FBI Publicly Denies Spying on Protesters

by CURT ANDERSON, Associated Press Writer Thursday, Nov. 27, 2003 at 7:28 PM

Senior FBI officials took the unusual step Tuesday of publicly declaring that agents are not using the war against terrorism as a cover to collect information on people who demonstrate against the government. (Warning: Homeland BU**SH** meter at critical.)

WASHINGTON - Senior FBI officials took the unusual step Tuesday of publicly declaring that agents are not using the war against terrorism as a cover to collect information on people who demonstrate against the government.

John Pistole, assistant FBI director for counterterrorism, told The Associated Press in an interview that recent allegations by civil liberties groups and some members of Congress about such an intelligence effort are "flat-out wrong."

"We have to have some type of predicate, some foundation, some basis for saying, 'This person poses some type of threat,'" Pistole said. "The endgame is not to collect intelligence for political purposes. The endgame is to prevent terrorism or criminal activity."

The FBI also posted on its Internet site a copy of a letter to the editor of The New York Times, which reported on the issue Sunday, as well as the text of a once-confidential FBI document about protests.

Some members of Congress are calling for hearings into an FBI bulletin sent to more than 17,000 state and local police agencies on Oct. 15. It warned about anti-war protests being planned for later that month in Washington and San Francisco and urged authorities to report suspicious behavior to the FBI.

"This report suggests that federal law enforcement may now be targeting individuals based on activities that are peaceful, lawful and protected under our Constitution," Sen. John Edwards, a North Carolina Democrat who is running for president, said in a letter sent Monday to Senate Judiciary Committee Chairman Orrin Hatch, R-Utah.

The American Civil Liberties Union and other groups say the bulletin raises concerns that the FBI might return to the abuses of the 1960s and 1970s, when agents gathered intelligence intended to neutralize anti-Vietnam War protesters, civil rights demonstrators and other dissenters.

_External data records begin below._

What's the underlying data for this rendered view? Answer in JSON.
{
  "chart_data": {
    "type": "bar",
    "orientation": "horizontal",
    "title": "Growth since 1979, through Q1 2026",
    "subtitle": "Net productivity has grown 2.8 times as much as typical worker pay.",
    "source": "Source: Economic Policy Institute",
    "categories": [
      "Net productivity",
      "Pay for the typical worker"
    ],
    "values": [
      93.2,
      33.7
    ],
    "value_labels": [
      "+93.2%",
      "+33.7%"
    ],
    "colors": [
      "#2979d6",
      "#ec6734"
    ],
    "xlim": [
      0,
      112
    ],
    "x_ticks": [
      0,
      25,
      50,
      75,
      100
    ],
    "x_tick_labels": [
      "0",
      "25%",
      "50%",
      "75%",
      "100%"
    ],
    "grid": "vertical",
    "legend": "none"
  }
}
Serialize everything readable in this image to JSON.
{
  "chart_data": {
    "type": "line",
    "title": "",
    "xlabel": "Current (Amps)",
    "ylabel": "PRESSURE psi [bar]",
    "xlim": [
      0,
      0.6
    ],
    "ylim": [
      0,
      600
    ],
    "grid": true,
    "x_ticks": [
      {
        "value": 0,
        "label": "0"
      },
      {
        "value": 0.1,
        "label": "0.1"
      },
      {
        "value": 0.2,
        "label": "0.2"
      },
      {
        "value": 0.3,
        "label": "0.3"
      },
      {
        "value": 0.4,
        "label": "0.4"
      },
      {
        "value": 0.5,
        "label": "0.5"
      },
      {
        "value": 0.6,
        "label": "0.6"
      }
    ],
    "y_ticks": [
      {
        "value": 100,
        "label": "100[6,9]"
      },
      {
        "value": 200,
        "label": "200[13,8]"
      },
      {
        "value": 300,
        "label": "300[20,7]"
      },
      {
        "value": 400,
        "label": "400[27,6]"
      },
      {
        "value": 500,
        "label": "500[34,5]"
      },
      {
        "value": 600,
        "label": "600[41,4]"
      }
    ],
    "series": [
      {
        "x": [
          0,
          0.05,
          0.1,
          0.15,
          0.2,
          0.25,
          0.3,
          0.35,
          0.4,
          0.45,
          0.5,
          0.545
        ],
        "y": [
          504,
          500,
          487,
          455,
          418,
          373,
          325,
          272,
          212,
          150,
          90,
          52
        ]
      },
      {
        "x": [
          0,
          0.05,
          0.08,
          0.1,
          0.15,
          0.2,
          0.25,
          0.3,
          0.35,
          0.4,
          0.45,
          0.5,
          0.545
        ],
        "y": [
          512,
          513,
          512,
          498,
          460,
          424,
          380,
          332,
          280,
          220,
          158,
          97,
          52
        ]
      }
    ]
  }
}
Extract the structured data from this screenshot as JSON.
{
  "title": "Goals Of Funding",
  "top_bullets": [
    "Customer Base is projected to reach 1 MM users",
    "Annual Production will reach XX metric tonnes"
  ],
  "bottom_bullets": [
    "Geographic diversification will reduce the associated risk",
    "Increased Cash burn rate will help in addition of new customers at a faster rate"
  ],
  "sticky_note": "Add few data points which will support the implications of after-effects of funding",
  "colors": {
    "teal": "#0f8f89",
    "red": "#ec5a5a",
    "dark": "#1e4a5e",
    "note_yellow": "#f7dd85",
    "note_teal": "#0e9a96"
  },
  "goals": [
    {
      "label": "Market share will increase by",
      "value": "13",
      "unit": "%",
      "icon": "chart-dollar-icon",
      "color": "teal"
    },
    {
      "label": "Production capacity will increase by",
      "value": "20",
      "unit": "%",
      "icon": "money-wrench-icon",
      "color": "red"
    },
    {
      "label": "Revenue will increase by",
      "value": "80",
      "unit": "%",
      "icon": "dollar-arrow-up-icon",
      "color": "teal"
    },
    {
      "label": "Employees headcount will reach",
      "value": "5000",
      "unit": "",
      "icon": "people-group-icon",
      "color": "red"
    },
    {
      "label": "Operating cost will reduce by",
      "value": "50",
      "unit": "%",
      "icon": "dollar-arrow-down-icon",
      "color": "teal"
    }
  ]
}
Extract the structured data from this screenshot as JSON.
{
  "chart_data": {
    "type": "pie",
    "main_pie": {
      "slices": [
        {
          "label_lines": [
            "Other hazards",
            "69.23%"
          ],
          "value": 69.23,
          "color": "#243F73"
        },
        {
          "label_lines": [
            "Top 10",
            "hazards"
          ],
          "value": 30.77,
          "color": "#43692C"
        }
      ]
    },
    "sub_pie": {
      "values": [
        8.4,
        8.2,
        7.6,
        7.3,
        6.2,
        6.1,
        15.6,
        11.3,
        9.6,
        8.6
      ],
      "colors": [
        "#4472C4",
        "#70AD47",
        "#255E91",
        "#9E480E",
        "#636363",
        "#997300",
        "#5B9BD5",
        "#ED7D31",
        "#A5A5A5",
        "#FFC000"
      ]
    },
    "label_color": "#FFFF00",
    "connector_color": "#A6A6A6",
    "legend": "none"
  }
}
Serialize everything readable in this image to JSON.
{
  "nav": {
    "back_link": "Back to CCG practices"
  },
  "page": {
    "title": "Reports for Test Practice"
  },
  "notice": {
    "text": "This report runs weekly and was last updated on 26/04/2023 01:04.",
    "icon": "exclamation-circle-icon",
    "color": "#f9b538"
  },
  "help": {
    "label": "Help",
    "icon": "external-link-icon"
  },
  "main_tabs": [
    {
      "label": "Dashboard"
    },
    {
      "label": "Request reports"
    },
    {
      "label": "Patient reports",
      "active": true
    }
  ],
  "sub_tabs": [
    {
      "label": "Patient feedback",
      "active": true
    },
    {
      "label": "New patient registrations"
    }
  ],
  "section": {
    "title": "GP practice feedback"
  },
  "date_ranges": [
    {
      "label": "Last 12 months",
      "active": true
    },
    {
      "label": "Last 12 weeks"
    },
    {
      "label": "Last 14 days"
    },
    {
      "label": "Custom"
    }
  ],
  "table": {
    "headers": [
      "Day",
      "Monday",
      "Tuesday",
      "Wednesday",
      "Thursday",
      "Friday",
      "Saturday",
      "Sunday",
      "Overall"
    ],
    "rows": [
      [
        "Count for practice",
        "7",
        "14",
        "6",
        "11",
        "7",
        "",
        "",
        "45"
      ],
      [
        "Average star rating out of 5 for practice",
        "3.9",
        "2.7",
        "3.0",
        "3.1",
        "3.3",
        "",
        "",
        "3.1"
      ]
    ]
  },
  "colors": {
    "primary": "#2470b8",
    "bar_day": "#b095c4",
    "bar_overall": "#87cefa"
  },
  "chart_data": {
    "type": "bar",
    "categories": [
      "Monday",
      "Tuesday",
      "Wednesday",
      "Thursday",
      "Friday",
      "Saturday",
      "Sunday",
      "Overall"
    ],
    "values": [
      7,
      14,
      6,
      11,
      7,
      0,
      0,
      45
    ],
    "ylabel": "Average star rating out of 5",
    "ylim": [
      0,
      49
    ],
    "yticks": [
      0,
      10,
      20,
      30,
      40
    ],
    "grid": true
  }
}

"Clearly the FBI is on the defensive," ACLU Executive Director Anthony Romero said. "The bulletin raises serious questions about whether previous statements from the FBI and Justice Department are to be believed."

The Oct. 15 bulletin is one of 97 weekly memos sent confidentially by the FBI to state and local police, as well as authorities in Canada, since the terror attacks of Sept. 11, 2001. These bulletins, many of which were reviewed Tuesday by the AP, have covered 135 topics, including 15 that have dealt with planned protests such as those at the United Nations and the International Monetary Fund.

Bulletins about protests include details about potential demonstration tactics, especially violent acts ranging from vandalism to use of homemade bombs against police. The Oct. 15 bulletin urged police to "report any potentially illegal acts" to one of the 66 joint terrorism task forces overseen by the FBI.

Critics have seized on this line as an indication that the government is equating legitimate protest with support for terrorism in an attempt to squelch dissent against the Iraq war or opposition to overly broad government powers.

"Americans are fighting and dying in Iraq so people there can be free of tyranny, yet our own FBI is investigating our fellow Americans for exercising their freedoms," Rep. Eliot Engel, D-N.Y., said in a letter Monday to Attorney General John Ashcroft.

The FBI, however, says it remains focused only on possible criminals or terrorists and that the terrorism task forces are not being used to collect intelligence on American dissenters. There are also concerns that terrorists might target protests with suicide bombers or use the crowds as cover to do surveillance of their own on government buildings or installations.

The FBI says it is keenly aware of a key portion of the national security investigative guidelines issued Nov. 5 by Ashcroft. The guidelines state that agents are prohibited from "investigating or maintaining information" on U.S. citizens "solely for the purpose of monitoring activities protected by the First Amendment" or other constitutional rights.

"I have made clear to Justice Department agents and lawyers that our efforts to protect the American people must respect and uphold the fundamental rights and liberties of every American," Ashcroft said in a September letter to Hatch.